Признания в любви - Павел Рупасов
Шрифт:
Интервал:
Закладка:
ВОТ, Сказка – карта окрестностей ЛЮБВИ.
ВОТ, ЗДЕСЬ гуляют!
– Здесь целуются, а здесь – трава.
– Отсюда видно берега счастья и сопредельные владения любви…
– Ничего… Я и сам с собой редко встречаюсь.
– Почему?
– Потому что не знаю собственного расписания.
– Любимая, я люблю тебя. Верь мне! Мы встретимся, я буду петь всю ночь у тебя под окном, задыхаясь в ночной сирени.
…Пишите тихие песни.
– Это воздействие – прошлым.
– Лечебное?
– Да.
В День влюбленных на завтрак прекратится винегрет из кактусов с подоконника и величайших подробностей нашей страны из радиорепродуктора.
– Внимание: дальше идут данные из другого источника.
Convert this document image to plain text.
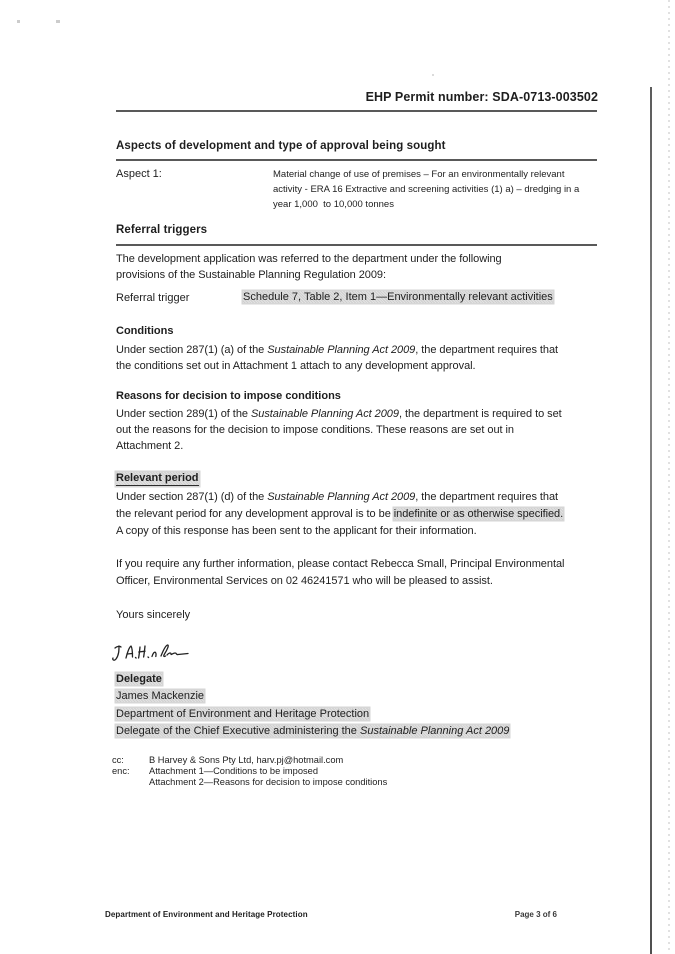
EHP Permit number: SDA-0713-003502
Aspects of development and type of approval being sought
Aspect 1:	Material change of use of premises – For an environmentally relevant
activity - ERA 16 Extractive and screening activities (1) a) – dredging in a
year 1,000  to 10,000 tonnes
Referral triggers
The development application was referred to the department under the following
provisions of the Sustainable Planning Regulation 2009:
Referral trigger	Schedule 7, Table 2, Item 1—Environmentally relevant activities
Conditions
Under section 287(1) (a) of the Sustainable Planning Act 2009, the department requires that
the conditions set out in Attachment 1 attach to any development approval.
Reasons for decision to impose conditions
Under section 289(1) of the Sustainable Planning Act 2009, the department is required to set
out the reasons for the decision to impose conditions. These reasons are set out in
Attachment 2.
Relevant period
Under section 287(1) (d) of the Sustainable Planning Act 2009, the department requires that
the relevant period for any development approval is to be indefinite or as otherwise specified.
A copy of this response has been sent to the applicant for their information.
If you require any further information, please contact Rebecca Small, Principal Environmental
Officer, Environmental Services on 02 46241571 who will be pleased to assist.
Yours sincerely
Delegate
James Mackenzie
Department of Environment and Heritage Protection
Delegate of the Chief Executive administering the Sustainable Planning Act 2009
cc:	B Harvey & Sons Pty Ltd, harv.pj@hotmail.com
enc:	Attachment 1—Conditions to be imposed
Attachment 2—Reasons for decision to impose conditions
Department of Environment and Heritage Protection	Page 3 of 6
Этот день никогда не кончится, потому что наш город… сущая находка – этот городок – для влюбленных, для таинственных прогулок с поцелуями и нежным шепотом, в полные загадочной поэзии лунные бледные ночи. Над городской набережной плывущий молодой месяц.
– Что еще посоветуете?
– Целоваться!
Подпись:
Влюбленный в наших женщин Город.Признание осенью возле цветочных клумб
Вишневое – метафизический город в десяти километрах от центра Киева. Конечно, в новороссийских лесах есть большие черепахи. Они должны спасаться там от беглых собак, которые покусывают их за большие панцири. Но за это черепахи долго наслаждаются теплой осенью, шуршат в опавших листьях… и слушают теплые дожди.
В Вишневом городе черепах нет, но и здесь чувствуется дыхание Рая, который равномерно распределил на земле добрый Бог.
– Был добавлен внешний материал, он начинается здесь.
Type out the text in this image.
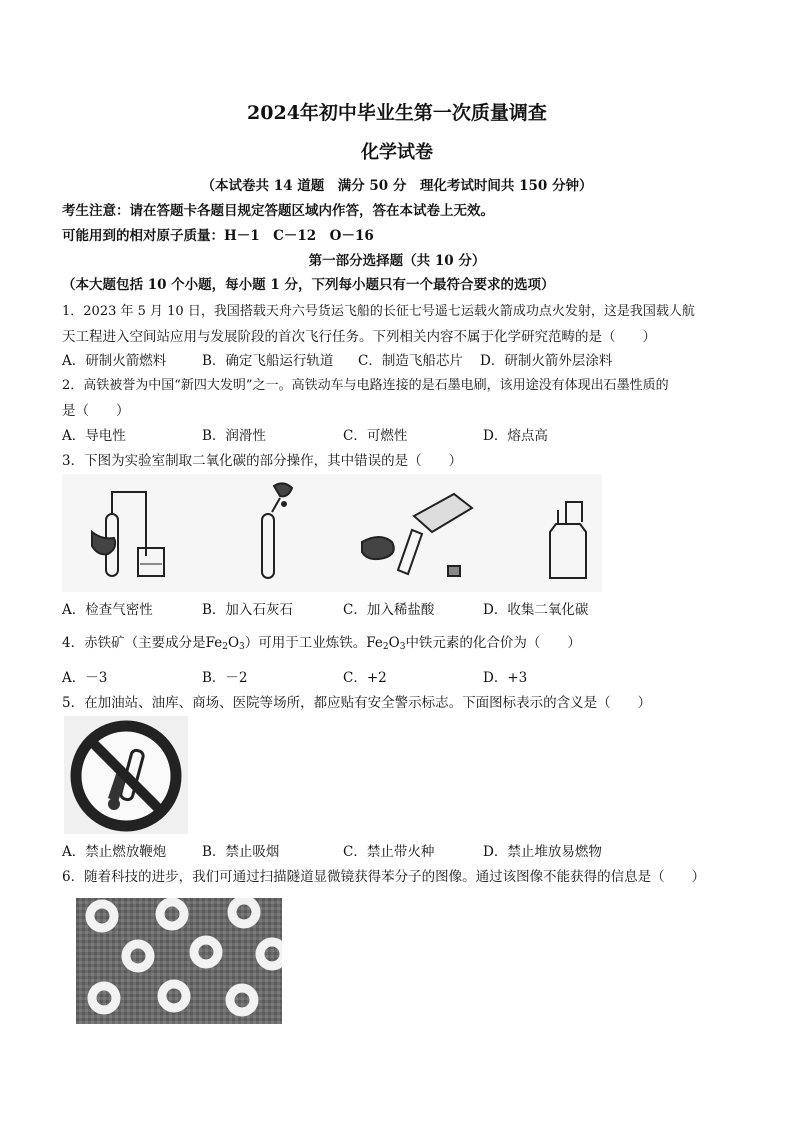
2024年初中毕业生第一次质量调查
化学试卷
（本试卷共 14 道题　满分 50 分　理化考试时间共 150 分钟）
考生注意：请在答题卡各题目规定答题区域内作答，答在本试卷上无效。
可能用到的相对原子质量：H－1　C－12　O－16
第一部分选择题（共 10 分）
（本大题包括 10 个小题，每小题 1 分，下列每小题只有一个最符合要求的选项）
1．2023 年 5 月 10 日，我国搭载天舟六号货运飞船的长征七号遥七运载火箭成功点火发射，这是我国载人航
天工程进入空间站应用与发展阶段的首次飞行任务。下列相关内容不属于化学研究范畴的是（　　）
A．研制火箭燃料	B．确定飞船运行轨道 C．制造飞船芯片 D．研制火箭外层涂料
2．高铁被誉为中国“新四大发明”之一。高铁动车与电路连接的是石墨电刷，该用途没有体现出石墨性质的
是（　　）
A．导电性	B．润滑性	C．可燃性	D．熔点高
3．下图为实验室制取二氧化碳的部分操作，其中错误的是（　　）
A．检查气密性	B．加入石灰石	C．加入稀盐酸	D．收集二氧化碳
4．赤铁矿（主要成分是$Fe_2O_3$）可用于工业炼铁。$Fe_2O_3$中铁元素的化合价为（　　）
A．－3	B．－2	C．+2	D．+3
5．在加油站、油库、商场、医院等场所，都应贴有安全警示标志。下面图标表示的含义是（　　）
A．禁止燃放鞭炮	B．禁止吸烟	C．禁止带火种	D．禁止堆放易燃物
6．随着科技的进步，我们可通过扫描隧道显微镜获得苯分子的图像。通过该图像不能获得的信息是（　　）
Здесь Рай присутствует в любви жителей к цветам. На всех клумбах, под их многоквартирными многоэтажками цветут микрокопии эдема и райских кущ. Бывает еще новостроящийся дом строителями не сдан, а уже кто-то возле подъезда цветы посадил. И они уже цветут. Здесь все любят цветы – заботливые вишневчане сажают их в садах, на клумбах и вдоль дорог. По современному законодательству, каждый город должен иметь свой ботанический сад. Вишневое – самостоятельно всегда был сам себе цветочным и ботаническим садом.
В России этого нет. И Марко Поло такого не заметил, и сейчас этого не скажешь.
А я вспоминаю, как на всех балконах в Питере распускались цветы. Куда что делось…
Вокруг – цветы. Это стало самым большим делом. Каждый день, когда заканчивается поток дел, в перерыв, пойти к ним, как на свидание к любимой женщине.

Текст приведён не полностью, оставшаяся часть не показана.